Au terme de sa garde à vue, qui avait été prolongée samedi, l'homme a été présenté dimanche à un juge d'instruction, mis en examen, et placé en détention provisoire à la maison d'arrêt de Pau, a indiqué la procureure de la République de cette ville Cécile Gensac dans un bref communiqué.

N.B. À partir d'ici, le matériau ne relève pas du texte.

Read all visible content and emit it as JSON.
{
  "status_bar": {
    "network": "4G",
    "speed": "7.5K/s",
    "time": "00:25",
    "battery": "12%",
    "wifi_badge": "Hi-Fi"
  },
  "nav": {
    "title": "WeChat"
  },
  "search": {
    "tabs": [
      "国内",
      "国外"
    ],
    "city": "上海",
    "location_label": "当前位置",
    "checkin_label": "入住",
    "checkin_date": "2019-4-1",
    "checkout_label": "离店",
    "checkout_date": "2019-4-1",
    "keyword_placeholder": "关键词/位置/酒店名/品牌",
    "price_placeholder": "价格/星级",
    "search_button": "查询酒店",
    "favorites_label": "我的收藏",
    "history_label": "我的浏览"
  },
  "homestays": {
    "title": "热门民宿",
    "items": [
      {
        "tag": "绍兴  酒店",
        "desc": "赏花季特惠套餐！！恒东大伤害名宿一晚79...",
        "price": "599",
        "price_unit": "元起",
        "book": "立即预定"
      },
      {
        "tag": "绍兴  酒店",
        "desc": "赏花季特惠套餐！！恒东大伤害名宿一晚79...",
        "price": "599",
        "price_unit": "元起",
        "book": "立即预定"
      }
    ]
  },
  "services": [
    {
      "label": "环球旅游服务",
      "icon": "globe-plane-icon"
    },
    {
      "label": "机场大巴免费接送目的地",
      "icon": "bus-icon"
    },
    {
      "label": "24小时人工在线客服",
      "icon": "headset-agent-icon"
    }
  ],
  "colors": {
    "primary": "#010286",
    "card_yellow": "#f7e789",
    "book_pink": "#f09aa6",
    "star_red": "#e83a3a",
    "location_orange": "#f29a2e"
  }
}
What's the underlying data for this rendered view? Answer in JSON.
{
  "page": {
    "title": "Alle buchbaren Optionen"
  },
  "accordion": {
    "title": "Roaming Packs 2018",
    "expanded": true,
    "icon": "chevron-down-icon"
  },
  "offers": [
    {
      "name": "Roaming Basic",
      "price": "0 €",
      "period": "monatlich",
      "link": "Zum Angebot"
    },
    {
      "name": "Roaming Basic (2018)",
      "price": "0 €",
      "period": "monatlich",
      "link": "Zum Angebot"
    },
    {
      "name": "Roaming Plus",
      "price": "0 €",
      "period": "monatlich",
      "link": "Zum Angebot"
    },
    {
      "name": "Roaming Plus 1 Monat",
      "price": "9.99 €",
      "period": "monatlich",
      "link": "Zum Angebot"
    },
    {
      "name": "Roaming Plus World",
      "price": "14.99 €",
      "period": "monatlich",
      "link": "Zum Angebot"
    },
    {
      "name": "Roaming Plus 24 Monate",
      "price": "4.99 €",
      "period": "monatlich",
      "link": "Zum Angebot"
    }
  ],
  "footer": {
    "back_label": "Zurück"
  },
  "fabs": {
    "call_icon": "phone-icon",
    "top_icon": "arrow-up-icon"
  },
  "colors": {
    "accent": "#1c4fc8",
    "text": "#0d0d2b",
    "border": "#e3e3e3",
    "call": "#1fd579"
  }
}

Il est poursuivi pour avoir agressé vendredi à coups de couteau -13 plaies ont été recensées- le chef de service du Centre d'accueil pour demandeurs d'asile (Cada) Isard-COS de Pau, où il avait été pris en charge il y a quelques années. La victime, un père de famille de 46 ans, travailleur social expérimenté et rompu aux dossiers d'asile, est morte de ses blessures peu après l'agression.

Le suspect pas fiché pour radicalisation violente

En France depuis 2015, et bénéficiant jusqu'à novembre dernier d'un statut de protection internationale subsidiaire, le mis en cause était voué à une expulsion prochaine, en raison de condamnations pour violences qui lui ont valu de la prison entre janvier 2017 et août 2018. Il n'avait pas répondu fin 2020 à deux convocations pour lui signifier la fin de son autorisation de séjour.

En garde à vue, l'homme a expliqué aux enquêteurs qu'il "nourrissait des reproches" envers le Cada Isard-COS de Pau, et considérait "que sa situation n'a(vait) pas été correctement traitée", avait indiqué la procureure samedi.

Redoutant d'être renvoyé au Soudan en guerres, il était venu vendredi pour obtenir de cet organisme "un papier à l'attention de l'Ofpra (Office français de protection des réfugiés et apatrides) afin de permettre son maintien sur le territoire national", selon Mme Gensac.

L'agresseur n'était "ni signalé ni fiché dans le cadre de la radicalisation violente, et les éléments recueillis permettent d'écarter toute intention terroriste", avait-elle souligné.